Mutational Analysis of NR5A1,SRY, DAX1, SOX9, DHH Genes in Indian Patients with Gonadal Dysgenesis and 46, XY Karyotype
Presentation Number: OR21-3
Date of Presentation: March 6th, 2015
Vasundhera Chauhan*1, Madan L Khurana1, Vandana Jain2, Rajesh Khadgawat1 and Rima Dada2
1All India Institute of Medical Sciences, New Delhi, India, 2All India Institute of Medical Sciences, Delhi, India
Background: 46, XY Gonadal Dysgenesis (GD) is often due to the disruption in genetic network that regulates the development of gonads. Causative mutations have only been explained in less than 20% of all cases of 46, XY GD. NR5A1, SRY, DAX1, SOX9, DHH genes play a crucial role in the cascade of events during sexual development. Mutations in these genes may be the cause of abnormal phenotype in our patients.
Objective: Molecular analysis of NR5A1, SRY, DAX1, SOX9, DHH genes in Indian patients with 46, XY GD attending a tertiary care hospital.
Methodology: Clinical examination, psychological assessment, cytogenetic evaluation, hormonal profile (LH, FSH, Testosterone) and molecular analysis of NR5A1, SRY, DAX1, SOX9, DHH genes was done.

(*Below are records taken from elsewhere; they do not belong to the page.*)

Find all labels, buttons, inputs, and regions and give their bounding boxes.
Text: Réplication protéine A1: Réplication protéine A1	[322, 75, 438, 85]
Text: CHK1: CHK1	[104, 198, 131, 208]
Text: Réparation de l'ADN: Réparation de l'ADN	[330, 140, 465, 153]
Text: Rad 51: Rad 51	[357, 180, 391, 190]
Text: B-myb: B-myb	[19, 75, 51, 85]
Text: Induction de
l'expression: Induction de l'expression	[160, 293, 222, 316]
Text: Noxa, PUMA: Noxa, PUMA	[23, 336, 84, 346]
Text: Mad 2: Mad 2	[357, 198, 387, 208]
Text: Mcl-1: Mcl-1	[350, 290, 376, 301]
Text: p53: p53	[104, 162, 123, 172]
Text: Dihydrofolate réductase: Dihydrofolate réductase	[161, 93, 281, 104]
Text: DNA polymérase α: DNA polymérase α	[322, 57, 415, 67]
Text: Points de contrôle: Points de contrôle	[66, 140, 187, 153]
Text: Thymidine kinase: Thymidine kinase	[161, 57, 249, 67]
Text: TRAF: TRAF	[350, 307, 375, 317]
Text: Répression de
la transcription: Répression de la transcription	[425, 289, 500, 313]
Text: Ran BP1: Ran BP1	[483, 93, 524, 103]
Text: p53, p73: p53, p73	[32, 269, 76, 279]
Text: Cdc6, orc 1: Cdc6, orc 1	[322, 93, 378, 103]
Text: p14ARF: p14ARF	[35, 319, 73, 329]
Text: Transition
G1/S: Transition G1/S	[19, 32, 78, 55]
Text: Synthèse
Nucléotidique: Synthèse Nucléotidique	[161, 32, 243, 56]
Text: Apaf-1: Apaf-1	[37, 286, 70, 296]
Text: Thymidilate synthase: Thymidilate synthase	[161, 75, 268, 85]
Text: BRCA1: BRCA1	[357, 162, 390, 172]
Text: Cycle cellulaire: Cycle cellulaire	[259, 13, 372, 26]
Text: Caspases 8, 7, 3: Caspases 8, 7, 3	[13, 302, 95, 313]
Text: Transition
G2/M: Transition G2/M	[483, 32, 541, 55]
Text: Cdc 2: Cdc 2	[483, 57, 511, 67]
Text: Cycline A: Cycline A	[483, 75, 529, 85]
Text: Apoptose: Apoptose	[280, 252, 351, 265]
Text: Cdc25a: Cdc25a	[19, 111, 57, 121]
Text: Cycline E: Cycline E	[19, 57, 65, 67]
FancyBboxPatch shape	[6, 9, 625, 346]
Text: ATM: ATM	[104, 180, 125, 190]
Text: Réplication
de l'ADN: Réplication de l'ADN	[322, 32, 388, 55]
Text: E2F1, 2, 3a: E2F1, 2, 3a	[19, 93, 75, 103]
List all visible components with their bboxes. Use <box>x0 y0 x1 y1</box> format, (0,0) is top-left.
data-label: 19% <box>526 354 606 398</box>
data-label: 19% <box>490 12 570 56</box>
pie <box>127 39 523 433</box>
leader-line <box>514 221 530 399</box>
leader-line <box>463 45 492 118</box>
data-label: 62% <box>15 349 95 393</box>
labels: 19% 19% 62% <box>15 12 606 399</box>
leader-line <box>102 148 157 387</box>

Results: Eight patients were recruited in a period of 6 months. Age at intial presentation ranged from 6 days to 19 years (7.7±8.2). One patient had ambiguous genitalia, 3 presented with primary amennorhoea, 2 with unilateral undescended testis and 2 with bilateral undescended testis. Three patients were diagnosed with complete gonadal dysgenesis and five with partial gonadal dygenesis. On psychological assessment, sex of rearing in these patients was found to be concordant with their assigned sex. Cytogenetic analysis showed 46, XY karyotype in all the patients. The hormonal profile in these patients ranged from 0.24mIU/ml to 37.72mIU/ml for LH, 2.76mIU/ml to 111mIU/ml for FSH, 0.02ng/ml to 0.3ng/ml for Testosterone. On molecular analysis, heterozygous mutations were noted in five out of 8 patients. We found 3 novel (one heterozygous missense mutation V69E in high mobility group box of SRY gene, one heterozygous intronic change g.8079G>A and one heterozygous transversion c.2790T>A in the untranslated region of NR5A1 gene) and 4 previously reported genetic changes (rs1110061, rs1889311, rs10120967, rs10283445 ) in our patients.
Conclusion: We describe for the first time a missense mutation p.69V>E in SRY gene in three patients (one patient with unilateral and two patients with bilateral dysgenetic gonads). Two novel heterozygous changes were also found in NR5A1 gene in patients with bilateral dysgenetic gonads. These results reiterate the importance of NR5A1 and SRY genes in evaluation of patients with 46, XY GD.